Is there any way to tell whether a power supply is made from quality parts?
I could donate the “dead” power supply to the bone pile, but I’m also contemplating seeing if I can just swap out the flyback transformer . . . and then I’d have a spare power supply on hand. Have you ever tried that?
1.) I think they are all made by a few companies but mostly the same design.
2.) I have dissected many of these supplies with the intention of finding out how and why they fail. In most cases the HVT fails. My theory is that the HV diodes that are potted in the transformer assy open up. Why, is unknown at this point. There is no way to know this for sure and no good way to test HVT’s that I have found. A good and bad HVT diode will both measure as open since the required forward voltage is very high.
Yes you can replace the HVT my blog has lots of information including parts and procedures. Make sure you get the right one as there are a few different types of connections. You can only tell by removing the one your have.
REPAIRING A LPS CAN BE LETHAL, so you do so at your own risk
Let me know if you replace the HVT and if that was the problem.
Well, I guess I’d rather be safe than sorry. And since a little knowledge is a dangerous thing, I probably won’t try replacing the flyback on my own. I don’t want to be a candidate for The Darwin Awards (http://www.darwinawards.com/).
Now, I just got my replacement unit this evening. See the picture for the way the “factory” connected the power lead to the laser tube.
I’m not sure what I’d find under all that silicon or whatever it is. Would it be inadvisable to cut the wire a couple of inches away from that connector and use a wire nut to attach the new power lead to the laser?
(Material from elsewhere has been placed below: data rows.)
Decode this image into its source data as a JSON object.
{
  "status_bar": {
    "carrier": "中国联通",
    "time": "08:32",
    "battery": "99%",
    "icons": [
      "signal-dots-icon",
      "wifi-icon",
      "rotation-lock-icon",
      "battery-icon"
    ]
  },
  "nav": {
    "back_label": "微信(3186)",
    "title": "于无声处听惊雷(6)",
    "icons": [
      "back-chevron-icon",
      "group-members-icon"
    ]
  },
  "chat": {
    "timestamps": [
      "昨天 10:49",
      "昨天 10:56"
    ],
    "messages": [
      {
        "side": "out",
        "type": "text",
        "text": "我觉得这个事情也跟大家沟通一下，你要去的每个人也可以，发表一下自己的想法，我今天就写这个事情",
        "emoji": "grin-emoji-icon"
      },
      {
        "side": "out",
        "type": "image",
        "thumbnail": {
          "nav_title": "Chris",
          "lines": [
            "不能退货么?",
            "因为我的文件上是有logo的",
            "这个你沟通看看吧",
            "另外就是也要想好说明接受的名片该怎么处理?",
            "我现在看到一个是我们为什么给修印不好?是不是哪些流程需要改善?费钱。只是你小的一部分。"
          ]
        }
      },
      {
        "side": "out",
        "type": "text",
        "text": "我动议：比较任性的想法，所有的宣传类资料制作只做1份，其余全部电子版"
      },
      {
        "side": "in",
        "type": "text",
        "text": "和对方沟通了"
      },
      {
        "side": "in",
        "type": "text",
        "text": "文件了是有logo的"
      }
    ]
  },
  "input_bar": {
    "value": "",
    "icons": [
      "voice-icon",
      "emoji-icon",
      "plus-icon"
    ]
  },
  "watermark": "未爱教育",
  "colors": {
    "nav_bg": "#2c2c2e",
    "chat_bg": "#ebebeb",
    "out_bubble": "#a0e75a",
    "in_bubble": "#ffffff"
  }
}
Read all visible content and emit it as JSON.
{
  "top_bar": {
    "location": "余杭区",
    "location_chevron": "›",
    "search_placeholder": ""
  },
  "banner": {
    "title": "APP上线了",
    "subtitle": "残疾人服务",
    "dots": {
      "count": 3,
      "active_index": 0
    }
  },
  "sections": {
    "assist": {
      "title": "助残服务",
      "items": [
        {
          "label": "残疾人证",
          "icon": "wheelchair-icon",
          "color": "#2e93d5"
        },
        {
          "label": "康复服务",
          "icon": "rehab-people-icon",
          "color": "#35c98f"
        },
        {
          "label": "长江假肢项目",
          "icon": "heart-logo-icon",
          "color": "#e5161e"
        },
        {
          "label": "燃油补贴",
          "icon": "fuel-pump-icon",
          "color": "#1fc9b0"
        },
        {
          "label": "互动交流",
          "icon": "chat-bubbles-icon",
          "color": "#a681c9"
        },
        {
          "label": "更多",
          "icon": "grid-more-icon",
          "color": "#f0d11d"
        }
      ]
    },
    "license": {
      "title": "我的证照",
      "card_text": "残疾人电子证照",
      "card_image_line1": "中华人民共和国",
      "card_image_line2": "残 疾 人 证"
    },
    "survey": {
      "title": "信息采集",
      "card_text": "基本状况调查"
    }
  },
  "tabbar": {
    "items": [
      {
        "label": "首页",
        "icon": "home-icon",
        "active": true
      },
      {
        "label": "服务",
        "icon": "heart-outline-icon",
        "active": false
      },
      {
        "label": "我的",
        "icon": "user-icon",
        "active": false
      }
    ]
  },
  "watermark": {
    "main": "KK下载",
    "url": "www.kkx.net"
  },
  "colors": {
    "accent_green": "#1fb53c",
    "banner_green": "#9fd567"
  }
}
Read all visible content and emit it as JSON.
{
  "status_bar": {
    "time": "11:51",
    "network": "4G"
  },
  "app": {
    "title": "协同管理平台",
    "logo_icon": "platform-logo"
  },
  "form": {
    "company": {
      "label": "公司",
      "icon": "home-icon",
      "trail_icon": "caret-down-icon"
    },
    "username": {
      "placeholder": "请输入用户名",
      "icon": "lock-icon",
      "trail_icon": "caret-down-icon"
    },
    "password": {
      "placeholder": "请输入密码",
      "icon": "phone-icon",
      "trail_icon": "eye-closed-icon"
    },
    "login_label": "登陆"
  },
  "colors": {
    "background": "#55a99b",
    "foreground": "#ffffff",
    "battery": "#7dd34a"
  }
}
its best to keep the wire intact, or buy a ceramic connector that is rated for this amount of power. search “co2 laser tube high voltage connector” and they will pop up. and under that silicon i would bet that the wire is just wrapped around the post a couple times. easy to redo and re-dope with silicon. dont forget to slide a piece of tubing on the wire before you wrap it
It seems counter-intuitive that wrapping a wire is sufficient but at these voltages it will work fine. The key thing is not to leave sharp or pointy ends or edges as they will create corona effects. Use the right silicon (also on blog) and reuse the factory sleeve. Re-attach it more or less like you took it off.